Здесь начинается виртуозная игра его понятий, а его политика, да и сам универсум, становятся для него зеркалом, в котором он желает видеть все новые и новые подтверждения своим добродетелям. Было бы поучительно понаблюдать за неустанной работой его напильника, стачивающего твердую и неприкосновенную чеканку слова до тех пор, пока не проявится общеобязательная мораль, — когда в захвате колонии он усматривает ее мирное заселение, в отложении провинции — право народа на самоопределение, а в ограблении побежденного — возмещение издержек. Однако достаточно знать его метод, чтобы догадаться, что становление этого словаря шло рука об руку с уравнением государства и общества.

Всякий, кто понял это, различит также и большую опасность, состоящую в сильном ущемлении притязаний рабочего и кроющуюся в том факте, что в качестве высшей цели для наступления ему было предложено общество. Решительные приказы о наступлении еще обнаруживают все признаки эпохи, в которую, впрочем, само собой разумелось, что пробуждающаяся власть должна осознавать себя как сословие, равно как и то, что захват власти должен характеризоваться как изменение общественного договора.

Теперь необходимо обратить внимание на то, что это общество не есть некая форма сама по себе, а лишь одна из основных форм бюргерского представления, Это явствует из того факта, что в бюргерской политике нет таких величин, которые понимались бы вне общества.

Общество — это совокупное население земного шара, являющееся пониманию как идеальный образ человечества, расщепление которого на государства, нации или расы зиждется, в сущности, не на чем ином, как на мыслительной ошибке. Однако с течением времени эта ошибка корректируется заключением договоров, просвещением, смягчением нравов или просто прогрессом в средствах сообщения. Общество — это государство, сущность которого стирается в той степени, в какой общество подгоняет его под свои мерки.
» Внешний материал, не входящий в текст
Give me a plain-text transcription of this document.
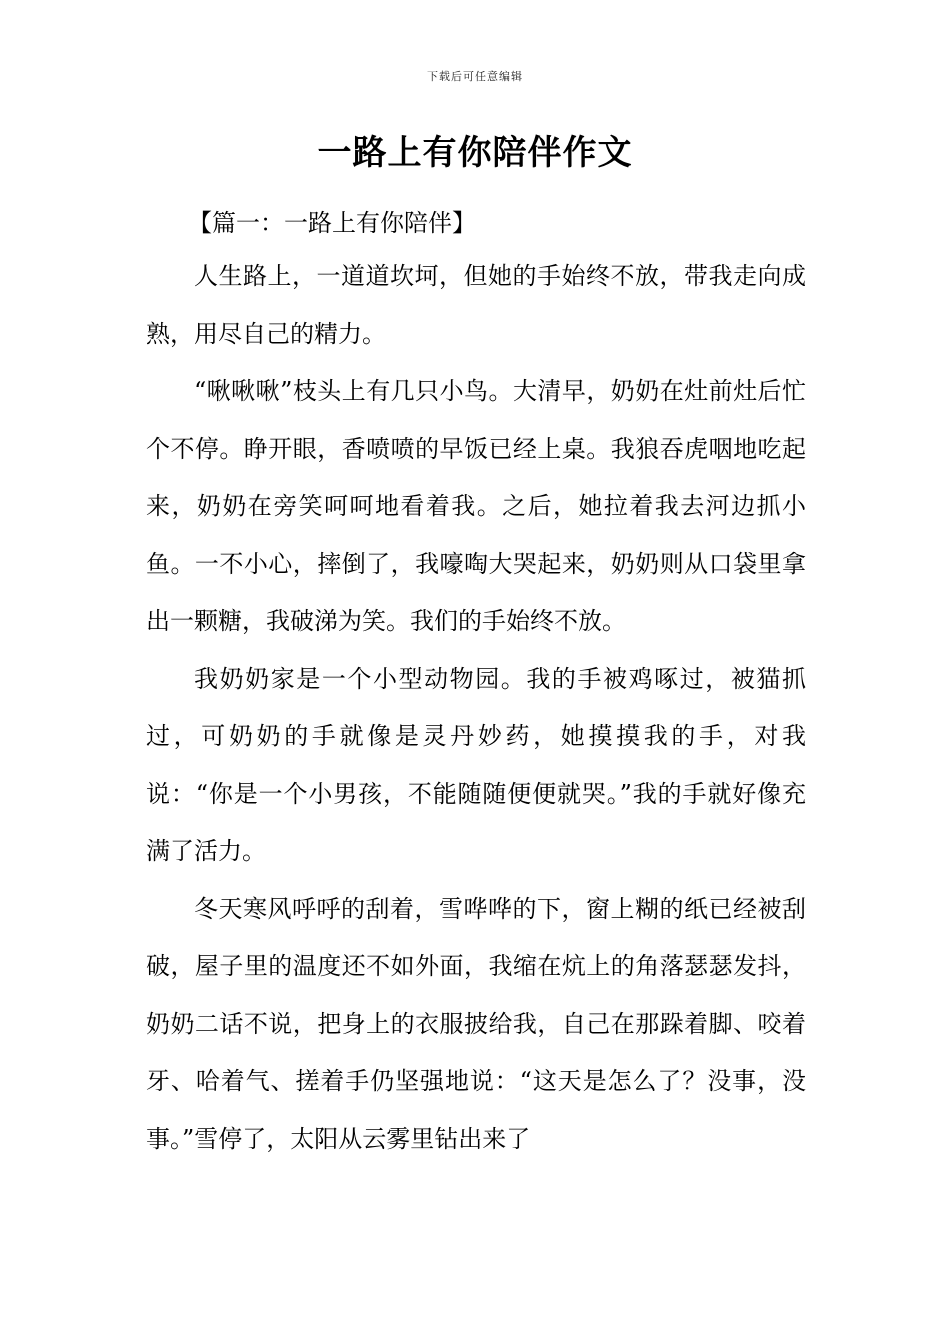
下载后可任意编辑
一路上有你陪伴作文
【篇一：一路上有你陪伴】

人生路上，一道道坎坷，但她的手始终不放，带我走向成熟，用尽自己的精力。

“啾啾啾”枝头上有几只小鸟。大清早，奶奶在灶前灶后忙个不停。睁开眼，香喷喷的早饭已经上桌。我狼吞虎咽地吃起来，奶奶在旁笑呵呵地看着我。之后，她拉着我去河边抓小鱼。一不小心，摔倒了，我嚎啕大哭起来，奶奶则从口袋里拿出一颗糖，我破涕为笑。我们的手始终不放。

我奶奶家是一个小型动物园。我的手被鸡啄过，被猫抓过，可奶奶的手就像是灵丹妙药，她摸摸我的手，对我说：“你是一个小男孩，不能随随便便就哭。”我的手就好像充满了活力。

冬天寒风呼呼的刮着，雪哗哗的下，窗上糊的纸已经被刮破，屋子里的温度还不如外面，我缩在炕上的角落瑟瑟发抖，奶奶二话不说，把身上的衣服披给我，自己在那跺着脚、咬着牙、哈着气、搓着手仍坚强地说：“这天是怎么了？没事，没事。”雪停了，太阳从云雾里钻出来了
Этот натиск обусловлен бюргерским поймем свободы, нацеленным на превращение всех связующих отношений ответственности в договорит отношения, которые можно расторгнуть.

В самом тесном отношении с обществом находится, в конечном счете, единичный человек, эта чарующая и абстрактная фигура, драгоценнейшее открытие бюргерской чувствительности и в то же время неисчерпаемый предмет ее художественного воображения. Если человечество составляет космос этого представления, то человек — его атом. Практически, правда, единичный человек видит свою противоположность не в человечестве, а в массе — своем точном зеркальном отражении в этом крайне странном, воображаемом мире. Ибо масса и единичный человек суть одно, и это единство порождает ошеломляющую двойственность образа, служившего зрелищем на протяжении века: образа самой пестрой, самой запутанной анархии - в сочетании с трезво регламентированным демократическим распорядком.

Однако признаком новых времен является и то, что с их наступлением бюргерское общество оказывается приговорено к смерти, независимо от того, представлено ли его понятие свободы в массе или в индивиде Первый шаг состоит в том, чтобы перестать мыслить и чувствовать в рамках этих форм, а второй — чтобы перестать действовать в них.

Это означает не что иное, как наступление на все то, что делает жизнь ценной для бюргера. И потому вопрос жизни и смерти для него заключается в том, чтобы рабочий осознал себя как будущую опору общества. Ибо если только этим пополнится перечень догм, основная форма бюргерского созерцания будет спасена, а вместе с тем будет обеспечена и прекраснейшая возможность для его господства.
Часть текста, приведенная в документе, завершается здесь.